À quand la décentralisation ?

La Tunisie a besoin d’un modèle de développement économique décentralisé et déconcentré. Il faut rappeler que la plupart des entreprises tunisiennes sont concentrées sur Tunis, Sfax et Sousse.Par conséquent, l’activité industrielle et l’emploi sont concentrés sur ces villes. Ainsi, cherche-t-on à y créer de la croissance. Par contre, dans les autres villes, on cherche à créer du développement. L’idéal serait que la croissance et le développement évoluent de pair. Le résultat de cette concentration fait que le taux de chômage est de 9,1% à Tunis contre 25% à Siliana. La décentralisation, en termes de dépenses budgétaires et de décisions administratives, contribuera à libérer les régions et à attirer les investissements dans d’autres régions moins peuplées. 

 

Réorienter le tissu économique tunisien 

Selon le ministre du Développement régional et de la planification, 97% du tissu économique tunisien relèvent du secteur informel. Un tissu économique à faible contenu technologique et composé de PME non performantes pénalisées par une mauvaise gouvernance et un endeddement massif. Des PME qui opèrent pour la plupart dans la sous-traitance. Manque d’efficacité de l’administration et défaillance du secteur financier et bancaire ont augmenté le taux de casse des entreprises. À titre d’information, le secteur financier ne contribue qu’à 6% au PIB du pays et le taux d’épargne ne dépasse pas les 23% du revenu national.
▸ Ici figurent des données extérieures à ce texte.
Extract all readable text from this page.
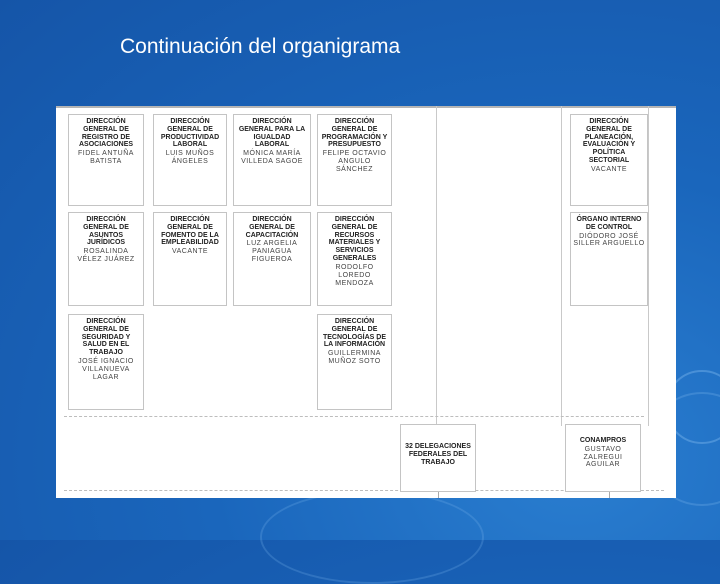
Continuación del organigrama
DIRECCIÓN GENERAL DE REGISTRO DE ASOCIACIONES
FIDEL ANTUÑA BATISTA
DIRECCIÓN GENERAL DE PRODUCTIVIDAD LABORAL
LUIS MUÑOS ÁNGELES
DIRECCIÓN GENERAL PARA LA IGUALDAD LABORAL
MÓNICA MARÍA VILLEDA SAGOE
DIRECCIÓN GENERAL DE PROGRAMACIÓN Y PRESUPUESTO
FELIPE OCTAVIO ANGULO SÁNCHEZ
DIRECCIÓN GENERAL DE PLANEACIÓN, EVALUACIÓN Y POLÍTICA SECTORIAL
VACANTE
DIRECCIÓN GENERAL DE ASUNTOS JURÍDICOS
ROSALINDA VÉLEZ JUÁREZ
DIRECCIÓN GENERAL DE FOMENTO DE LA EMPLEABILIDAD
VACANTE
DIRECCIÓN GENERAL DE CAPACITACIÓN
LUZ ARGELIA PANIAGUA FIGUEROA
DIRECCIÓN GENERAL DE RECURSOS MATERIALES Y SERVICIOS GENERALES
RODOLFO LOREDO MENDOZA
ÓRGANO INTERNO DE CONTROL
DIÓDORO JOSÉ SILLER ARGUELLO
DIRECCIÓN GENERAL DE SEGURIDAD Y SALUD EN EL TRABAJO
JOSÉ IGNACIO VILLANUEVA LAGAR
DIRECCIÓN GENERAL DE TECNOLOGÍAS DE LA INFORMACIÓN
GUILLERMINA MUÑOZ SOTO
32 DELEGACIONES FEDERALES DEL TRABAJO
CONAMPROS
GUSTAVO ZALREGUI AGUILAR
Il faut donc réorienter la politique économique vers l’industrie, à forte valeur ajoutée. Il faut que la Tunisie gagne en compétitivité pour conquérir des marchés à l’international. Pour trouver un nouveau souffle, des experts appellent à la réforme de l’éducation et de l’enseignement qui réorganiseront et réformeront par conséquent le marché de l’emploi. Finalement tout est à refaire et dans plusieurs directions. Il faut avoir un système avec un État fort qui se tient au chevet d’une économie malade.